1349 – Hellfire

Pays : Norvège
Genre : Black Metal
Label : Candlelight Records / Irond Records / Somber Music
Date de sortie : 24 Octobre 2005

Troisième album de la respectable discographie de 1349, Hellfire demeure aujourd’hui l’un des albums les plus marquants du groupe, et l’un des joyaux que nous a offerts la scène black metal norvégienne avant de décliner progressivement. Concentré incroyable de violence et de véhémence, Hellfire a vu le jour il y a désormais douze ans, respectivement un et deux ans après les excellents Beyond the Apocalypse et Liberation. L’occasion est aujourd’hui donnée de revenir sur son contenu, qui aura bousculé plus d’un auditeur imprudent.

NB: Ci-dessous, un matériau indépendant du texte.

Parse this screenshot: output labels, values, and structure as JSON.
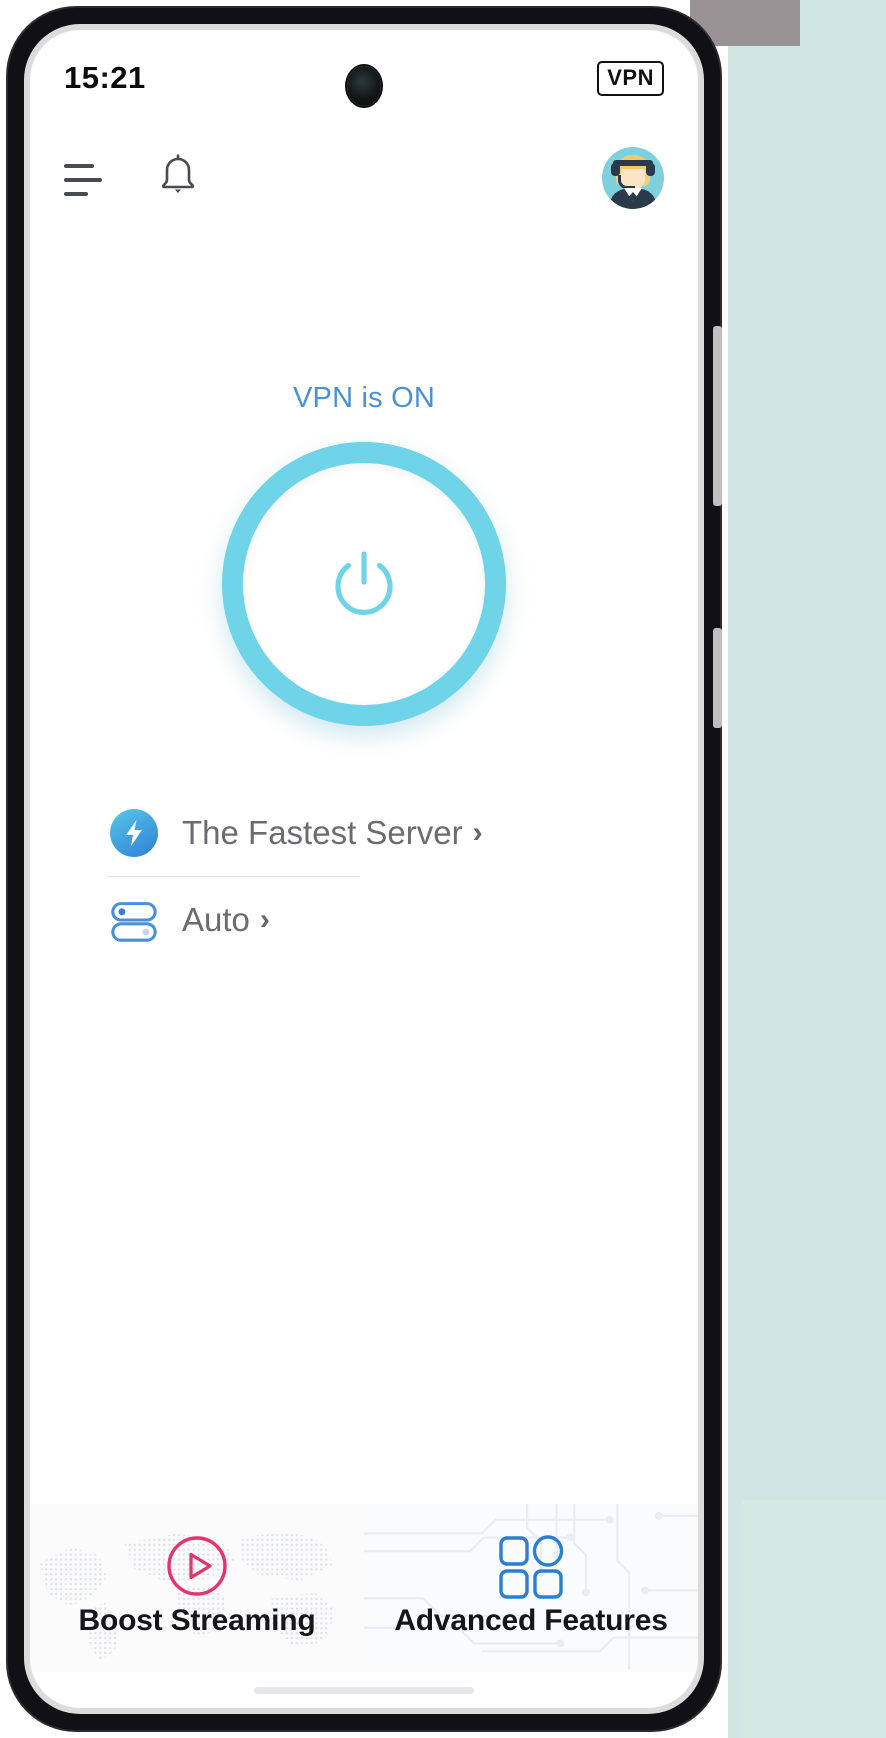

Le nom de 1349 est relativement fameux dans le milieu, mais dans le doute, revenons sur le pourquoi d’un tel choix. L’année 1349 n’est autre que celle de l’arrivée de la peste en Norvège, qui aura décimé une bonne partie de la population du pays, comme ailleurs en Europe. D’entrée de jeu, ça annonce la couleur. La formation norvégienne est donc connue et reconnue pour son black metal brutal et très agressif, et ses trois premiers albums sont généralement très appréciés. Par la suite, le groupe aura alterné le moins bon et le mauvais, notamment avec Demonoir et Revelations of the Black Flame. Affaire de goût me direz-vous, toujours est-il que l’ire ancestrale du groupe avait peine à être retrouvée dans ces deux albums.

Mais ce qui nous intéresse ici, c’est évidemment Hellfire, véritable pilier de la carrière du groupe, sorti par différents labels en 2005. Par son caractère incroyablement belliqueux, l’album transmet une énergie folle en moins de temps qu’il n’en faut pour jurer face à sa surprenante efficacité. Mais Hellfire ne se contente pas d’être accrocheur et bas-du-front, il se distingue aussi par un son de guitare et une atmosphère très attrayants et quelques riffs bien sentis. La place n’est clairement pas laissée à la mélodie, mais quelques passages sur « Nathicana » et « From the Deeps » sont particulièrement bien pensés.

Il faut également garder à l’esprit que l’album ne dure pas moins de cinquante bonnes minutes, ce qui peut s’apparenter à une éternité dans le cas d’une musique aussi éprouvante. Pour autant, si l’auditeur parvient à rentrer correctement dans la musique du groupe, l’écoute entière de l’album offre une expérience riche en adrénaline et en envie de meurtre. Pour peu que l’on entre pleinement dans cet album, la seule chose qui prime est de parvenir à un déferlement de violence aussi important que celui déployé par 1349. Des titres tels que « I Am Abomination » ou « Sculptor of Flesh » donnent tout simplement envie de faire du mal. Hellfire est en effet un album qui transpire l’anti-religieux et la haine viscérale.

Sur le plan technique, la production est volontairement rendue imparfaite, mais l’on a malgré tout quelques regrets concernant la mise en retrait des guitares à cause de la batterie. Le jeu de batterie de Frost est tout bonnement incroyable, rien à redire là-dessus, mais il est parfois délicat de passer outre la rythmique pour mieux apprécier les quelques riffs de bonne facture de l’album. Ce dernier se clôt sur un titre éponyme bourré de symbolique dans la mesure où ce dernier dure très exactement treize minutes et quarante-neuf et secondes. Très travaillé et riche d’un climat délétère, « Hellfire » fait se terminer l’album en apothéose, histoire de mettre un point d’honneur à toute l’animosité vécue au son du travail de 1349.

C’est ainsi que se clôt l’écrasant troisième album des norvégiens de 1349. Il existe bien entendu plus violent et plus éprouvant que Hellfire, mais le groupe a réussi à faire de cet album un tout à la fois efficace, cohérent et galvanisant, pour le résultat que l’on connaît tous. Hellfire restera sans doute le moment fort de la carrière du groupe, surtout compte tenu de ses dernières sorties, qui ont parfois beaucoup déçu. Heureusement, les trois premiers albums demeurent et permettent à tous de faire connaissance avec un groupe parfois un peu en retrait vis-à-vis des grands noms de la scène norvégienne, mais dont le travail est au moins tout aussi louable.